U.S. mainland Puerto Ricans anguished, unable to reach loved ones

Evelyn Carrillo, 24, (L) and Deserie Rivera, 34, pose for a photo at Café Borinquen, the Puerto Rican restaurant where they work in Plantation, Florida, U.S., September 21, 2017. Photo taken September 21, 2017. REUTERS/Bernie Woodall Evelyn Carrillo, 24, (L) and Deserie Rivera, 34, pose for a photo at Café Borinquen, the Puerto Rican restaurant where they work in Plantation, Florida, U.S., September 21, 2017. Photo taken September 21, 2017. REUTERS/Bernie Woodall

By Bernie Woodall and Stephanie Kelly

FORT LAUDERDALE, Fla./NEW YORK (Reuters) – Deserie Rivera is having difficulty sleeping at night, unable to get through to Puerto Rico to find out if her mother is safe after Hurricane Maria struck.
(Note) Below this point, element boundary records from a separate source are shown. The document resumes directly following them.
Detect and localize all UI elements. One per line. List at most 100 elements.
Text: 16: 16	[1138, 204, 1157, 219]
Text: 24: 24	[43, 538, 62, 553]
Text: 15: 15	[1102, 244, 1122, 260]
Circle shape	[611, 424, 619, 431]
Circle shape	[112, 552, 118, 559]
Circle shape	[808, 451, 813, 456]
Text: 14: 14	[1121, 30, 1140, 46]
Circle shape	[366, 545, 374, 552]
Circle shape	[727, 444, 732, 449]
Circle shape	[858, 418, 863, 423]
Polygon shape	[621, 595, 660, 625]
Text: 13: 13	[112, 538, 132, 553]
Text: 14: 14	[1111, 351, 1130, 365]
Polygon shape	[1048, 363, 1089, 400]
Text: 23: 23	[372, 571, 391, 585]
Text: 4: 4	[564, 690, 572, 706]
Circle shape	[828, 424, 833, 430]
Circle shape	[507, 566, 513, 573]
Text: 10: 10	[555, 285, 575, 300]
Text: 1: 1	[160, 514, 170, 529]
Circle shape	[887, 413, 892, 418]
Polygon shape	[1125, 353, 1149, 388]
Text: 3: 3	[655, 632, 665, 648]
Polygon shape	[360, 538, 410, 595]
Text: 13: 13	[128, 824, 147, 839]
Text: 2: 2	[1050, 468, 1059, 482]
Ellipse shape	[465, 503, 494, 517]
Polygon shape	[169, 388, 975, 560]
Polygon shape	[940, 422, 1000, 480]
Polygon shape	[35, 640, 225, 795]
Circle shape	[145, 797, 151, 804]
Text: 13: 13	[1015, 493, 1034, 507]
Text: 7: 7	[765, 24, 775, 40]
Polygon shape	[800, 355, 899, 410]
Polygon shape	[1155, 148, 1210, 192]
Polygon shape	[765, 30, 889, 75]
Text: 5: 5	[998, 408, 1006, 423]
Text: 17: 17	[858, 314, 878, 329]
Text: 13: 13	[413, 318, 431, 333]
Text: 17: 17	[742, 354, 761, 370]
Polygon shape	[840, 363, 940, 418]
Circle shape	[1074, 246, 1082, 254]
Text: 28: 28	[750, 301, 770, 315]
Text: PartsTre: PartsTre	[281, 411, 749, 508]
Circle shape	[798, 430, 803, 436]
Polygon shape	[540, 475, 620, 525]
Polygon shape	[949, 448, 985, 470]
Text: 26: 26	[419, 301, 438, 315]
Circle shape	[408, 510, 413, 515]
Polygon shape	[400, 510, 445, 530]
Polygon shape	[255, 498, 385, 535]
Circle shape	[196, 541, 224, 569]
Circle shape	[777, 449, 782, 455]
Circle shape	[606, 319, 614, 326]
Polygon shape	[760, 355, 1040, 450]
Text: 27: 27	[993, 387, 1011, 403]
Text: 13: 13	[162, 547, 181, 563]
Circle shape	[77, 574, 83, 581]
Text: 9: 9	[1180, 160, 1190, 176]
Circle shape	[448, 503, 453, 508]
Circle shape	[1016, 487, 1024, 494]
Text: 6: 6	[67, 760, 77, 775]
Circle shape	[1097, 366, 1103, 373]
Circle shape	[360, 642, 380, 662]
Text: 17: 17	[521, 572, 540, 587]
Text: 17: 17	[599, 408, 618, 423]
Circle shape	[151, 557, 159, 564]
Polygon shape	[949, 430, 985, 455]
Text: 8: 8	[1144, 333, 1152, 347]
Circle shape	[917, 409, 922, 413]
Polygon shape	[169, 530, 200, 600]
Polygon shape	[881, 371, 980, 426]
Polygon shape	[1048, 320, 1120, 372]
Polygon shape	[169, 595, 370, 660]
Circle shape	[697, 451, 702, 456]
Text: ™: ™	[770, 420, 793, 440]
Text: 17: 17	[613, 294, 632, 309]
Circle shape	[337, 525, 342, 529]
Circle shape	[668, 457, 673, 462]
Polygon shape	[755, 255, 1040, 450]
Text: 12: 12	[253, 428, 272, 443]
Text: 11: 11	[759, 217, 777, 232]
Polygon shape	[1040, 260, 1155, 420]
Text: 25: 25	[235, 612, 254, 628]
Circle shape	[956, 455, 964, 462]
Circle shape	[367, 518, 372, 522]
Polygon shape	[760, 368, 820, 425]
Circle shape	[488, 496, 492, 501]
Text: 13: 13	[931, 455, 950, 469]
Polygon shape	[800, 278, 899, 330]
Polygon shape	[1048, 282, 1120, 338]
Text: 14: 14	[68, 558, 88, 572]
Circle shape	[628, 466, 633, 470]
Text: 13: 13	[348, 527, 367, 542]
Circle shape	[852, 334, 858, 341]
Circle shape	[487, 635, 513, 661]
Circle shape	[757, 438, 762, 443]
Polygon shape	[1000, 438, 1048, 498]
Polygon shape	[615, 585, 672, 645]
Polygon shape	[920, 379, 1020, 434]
Rivera, a 34-year-old waitress at a Puerto Rican restaurant in the southern Florida city of Sunrise, says that she knows that she is not alone. She has many friends who also cannot reach their loved ones on the devastated island.

“I just want to hear their voices. I want to know they are OK,” Rivera said on Friday morning, desperate after three days to get word about her mother, Noemi Vazquez, 57, and the rest of her family in Vega Alta, on the hard-hit northern part of the island, where six people were confirmed dead by Friday morning.

The day after the Category 4 hurricane struck on Wednesday, more than 95 percent of wireless cell sites were not working on island, the U.S. Federal Communications Commission said. [nL2N1M2214] And nearly no one had electricity.

The communications breakdown has been painful for many of 5.17 million people living in the United States who identify as Puerto Ricans, a community that outnumbers the 3.4 million who live on the island.

Puerto Ricans live throughout the mainland United States. The New York area including New Jersey has one of the oldest communities, but in recent years, more than a third of islanders moving to the mainland have settled in Florida, a Pew Research study found.

Jorge Ortiz, the 55-year-old owner of Café Borinquen in Plantation, Florida, where Rivera works, said he feared that number of confirmed deaths will grow once communications return and roadways are cleared of downed trees and power lines.

Ortiz is one of several owners of Puerto Rican restaurants in southern Florida who have said they will collect goods to ship to Puerto Rico, part of a grassroots effort to aid those remaining on the island.

“We will keep collecting for as long as it takes, and that may be a long time,” said Ortiz.

What little Rivera has learned from Vega Alta is not all that reassuring.

“My mom’s neighbors were able to send someone I know a text message when they had just enough signal for that but not enough for a phone call,” said Rivera. “They said that they are OK, so I guess my mom is, too. But I don’t know.”

By Friday morning, some communications had been restored.

Lizette Colon, who lives in New York, was finally able to get in contact with her brother Friday morning. She said that others around her still have not heard from family members.

“It’s so emotional,” Colon said, crying. “I just want people here not to forget us.”